Ben emanetime çok sadığım. Dedi Pinhan.

Minnoş Neyza, Kayanın arkasında saklı duran çantayı bulup çıkardı.

– Ne var bunun içinde?

– Bilmem içindekileri
Size vermem söylendi

Çantayı usulca açtılar. Çantanın içinden yedi tane kavanoz çıktı. Kavanozların ağzı bezle sıkıca kapanmış, üzerinde bir takım rakamlar, ve yazılar bulunuyordu.

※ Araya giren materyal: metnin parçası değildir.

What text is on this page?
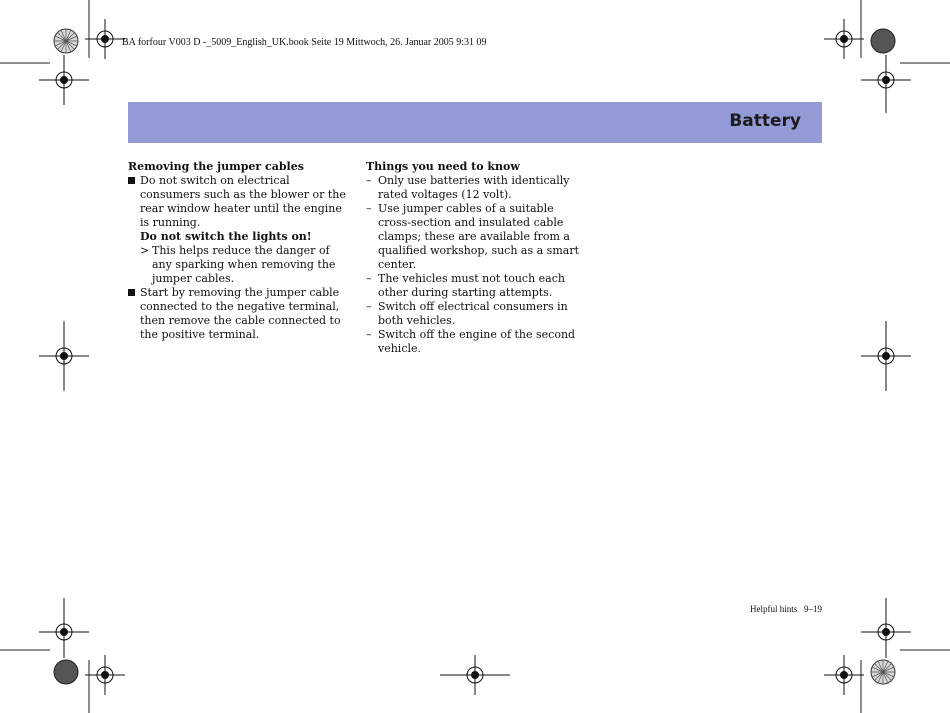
BA forfour V003 D -_5009_English_UK.book Seite 19 Mittwoch, 26. Januar 2005 9:31 09
Battery
Removing the jumper cables
Do not switch on electrical consumers such as the blower or the rear window heater until the engine is running.
Do not switch the lights on!
> This helps reduce the danger of any sparking when removing the jumper cables.
Start by removing the jumper cable connected to the negative terminal, then remove the cable connected to the positive terminal.
Things you need to know
– Only use batteries with identically rated voltages (12 volt).
– Use jumper cables of a suitable cross-section and insulated cable clamps; these are available from a qualified workshop, such as a smart center.
– The vehicles must not touch each other during starting attempts.
– Switch off electrical consumers in both vehicles.
– Switch off the engine of the second vehicle.
Helpful hints 9–19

Bütün kavanozları çıkarıp üzerinde yazılanlara dikkat kesildiler. Kavanozlar 1’den 7’ye kadar kodlanmış ve her birinin üzerinde şöyle yazıyordu:

1. Bal – Hanne Kuzu
2. Su- Baba Salih
3. Menekşe – Büyük Meryem
4. 2 tane İspinoz – Küçük Meryem
5. 2 tane Lavanta – Minnoş Neyza
6. Ateş – Fiyaka İbrahim
7. Hava – Dilhan Dede

Küçük Müslümanlar bir yandan kavanozları incelerken bir yandan da bunların ne anlama geldiğini merak ediyorlardı. Kavanozların içi boştu. Sadece üzeri numaralanmış ve isimlendirilmişti.

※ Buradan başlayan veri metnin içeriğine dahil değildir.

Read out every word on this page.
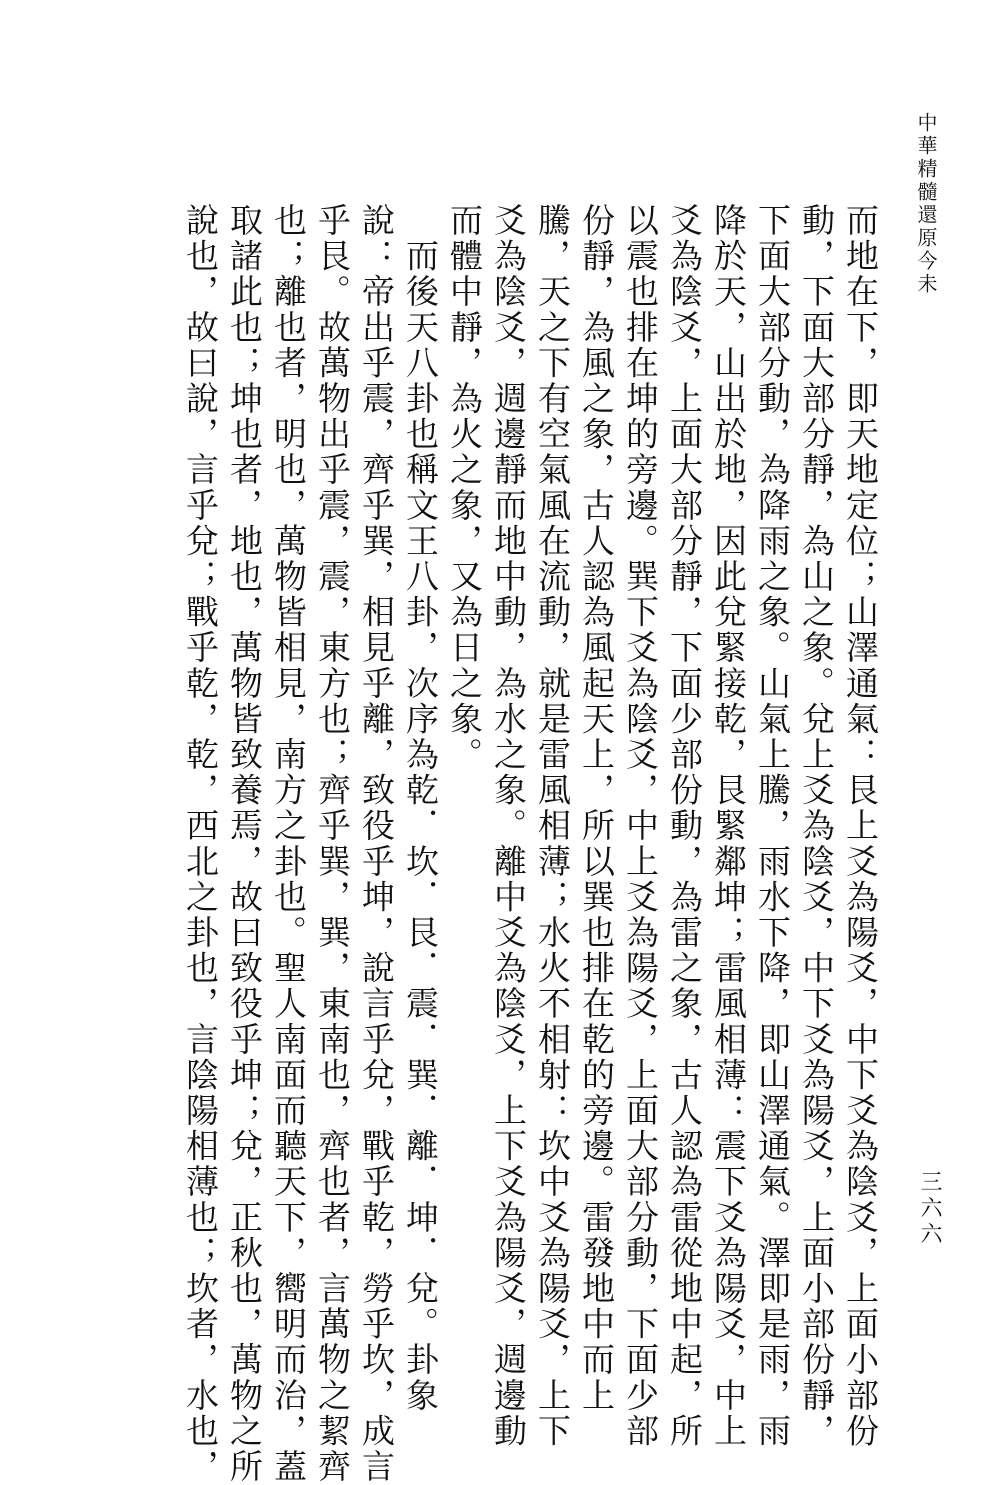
中華精髓還原今未
而地在下，即天地定位；山澤通氣：艮上爻為陽爻，中下爻為陰爻，上面小部份
動，下面大部分靜，為山之象。兌上爻為陰爻，中下爻為陽爻，上面小部份靜，
下面大部分動，為降雨之象。山氣上騰，雨水下降，即山澤通氣。澤即是雨，雨
降於天，山出於地，因此兌緊接乾，艮緊鄰坤；雷風相薄：震下爻為陽爻，中上
爻為陰爻，上面大部分靜，下面少部份動，為雷之象，古人認為雷從地中起，所
以震也排在坤的旁邊。巽下爻為陰爻，中上爻為陽爻，上面大部分動，下面少部
份靜，為風之象，古人認為風起天上，所以巽也排在乾的旁邊。雷發地中而上
騰，天之下有空氣風在流動，就是雷風相薄；水火不相射：坎中爻為陽爻，上下
爻為陰爻，週邊靜而地中動，為水之象。離中爻為陰爻，上下爻為陽爻，週邊動
而體中靜，為火之象，又為日之象。
　而後天八卦也稱文王八卦，次序為乾．坎．艮．震．巽．離．坤．兌。卦象
說：帝出乎震，齊乎巽，相見乎離，致役乎坤，說言乎兌，戰乎乾，勞乎坎，成言
乎艮。故萬物出乎震，震，東方也；齊乎巽，巽，東南也，齊也者，言萬物之絜齊
也；離也者，明也，萬物皆相見，南方之卦也。聖人南面而聽天下，嚮明而治，蓋
取諸此也；坤也者，地也，萬物皆致養焉，故曰致役乎坤；兌，正秋也，萬物之所
說也，故曰說，言乎兌；戰乎乾，乾，西北之卦也，言陰陽相薄也；坎者，水也，	三六六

– Bu ne anlama geliyor şimdi biz hiçbir şey anlamadık. Üstelik bizi nasıl buldunuz? Bizi nerden tanıyorsunuz? diye sordu Fiyaka İbrahim.

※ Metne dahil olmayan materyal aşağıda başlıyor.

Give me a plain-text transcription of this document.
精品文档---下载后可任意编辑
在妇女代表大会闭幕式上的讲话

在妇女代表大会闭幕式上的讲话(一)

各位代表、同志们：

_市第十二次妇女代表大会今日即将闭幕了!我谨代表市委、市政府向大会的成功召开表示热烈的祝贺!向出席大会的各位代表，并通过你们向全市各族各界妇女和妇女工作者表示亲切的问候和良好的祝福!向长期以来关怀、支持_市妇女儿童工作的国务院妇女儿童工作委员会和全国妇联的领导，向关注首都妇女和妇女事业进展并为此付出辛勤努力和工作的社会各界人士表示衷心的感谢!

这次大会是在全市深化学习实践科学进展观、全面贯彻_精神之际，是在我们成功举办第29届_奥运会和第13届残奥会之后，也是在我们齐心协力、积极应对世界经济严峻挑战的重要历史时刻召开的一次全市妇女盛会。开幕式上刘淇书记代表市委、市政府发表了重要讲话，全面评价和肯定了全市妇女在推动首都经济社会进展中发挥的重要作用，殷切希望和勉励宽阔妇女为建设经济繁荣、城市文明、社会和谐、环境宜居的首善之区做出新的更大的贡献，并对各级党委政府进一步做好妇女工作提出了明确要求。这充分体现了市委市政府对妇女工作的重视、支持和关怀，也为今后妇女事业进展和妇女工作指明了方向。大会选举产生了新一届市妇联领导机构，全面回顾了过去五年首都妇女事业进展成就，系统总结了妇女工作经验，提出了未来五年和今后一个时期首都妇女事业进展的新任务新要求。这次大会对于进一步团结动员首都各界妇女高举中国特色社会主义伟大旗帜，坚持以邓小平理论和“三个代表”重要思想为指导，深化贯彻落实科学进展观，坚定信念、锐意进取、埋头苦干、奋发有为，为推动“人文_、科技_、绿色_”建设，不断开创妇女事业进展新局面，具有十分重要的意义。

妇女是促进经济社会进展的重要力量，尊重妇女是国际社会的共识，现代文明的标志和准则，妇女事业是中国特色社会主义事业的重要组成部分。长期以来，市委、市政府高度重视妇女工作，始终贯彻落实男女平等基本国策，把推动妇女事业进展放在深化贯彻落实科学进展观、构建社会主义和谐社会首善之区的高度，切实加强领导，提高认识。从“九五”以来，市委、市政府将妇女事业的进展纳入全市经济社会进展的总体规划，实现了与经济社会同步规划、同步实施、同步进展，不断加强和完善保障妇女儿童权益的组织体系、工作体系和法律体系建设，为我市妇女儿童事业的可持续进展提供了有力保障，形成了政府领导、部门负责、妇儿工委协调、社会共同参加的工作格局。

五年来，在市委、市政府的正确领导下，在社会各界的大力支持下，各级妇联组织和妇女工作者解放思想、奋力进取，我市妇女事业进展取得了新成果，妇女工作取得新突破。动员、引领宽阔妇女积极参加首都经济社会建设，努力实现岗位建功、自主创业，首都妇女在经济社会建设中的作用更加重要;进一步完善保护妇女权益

– Ben bilmezim, sizi tanımazım
Dilşad nine ne buyurduysa onu yaparım
Sizi tanıyan ve bilen sadece odur
Sorularınızı ona sormanız yerinde olur

Küçük Müslümanlar, bu sürpriz gelişme karşısında şaşkına dönmüşlerdi. Bunların tümü ne anlama geliyordu? Kavanozlar ve üzerinde yazılanların bir anlamı olmalıydı. Sonra, şu Pinhan adındaki kocaman kulaklı, kocaman dişli, kocaman gözlü, bembeyaz, sevimli ve üstelik kafiyeli konuşan tavşan türünü belli ki hayatlarında gördükleri en sıradışı tavşandı. Üstelik tüm bu olanlar karşısında ne yapmaları gerektiği konusunda en ufacık bir fikirleri dahi yoktu.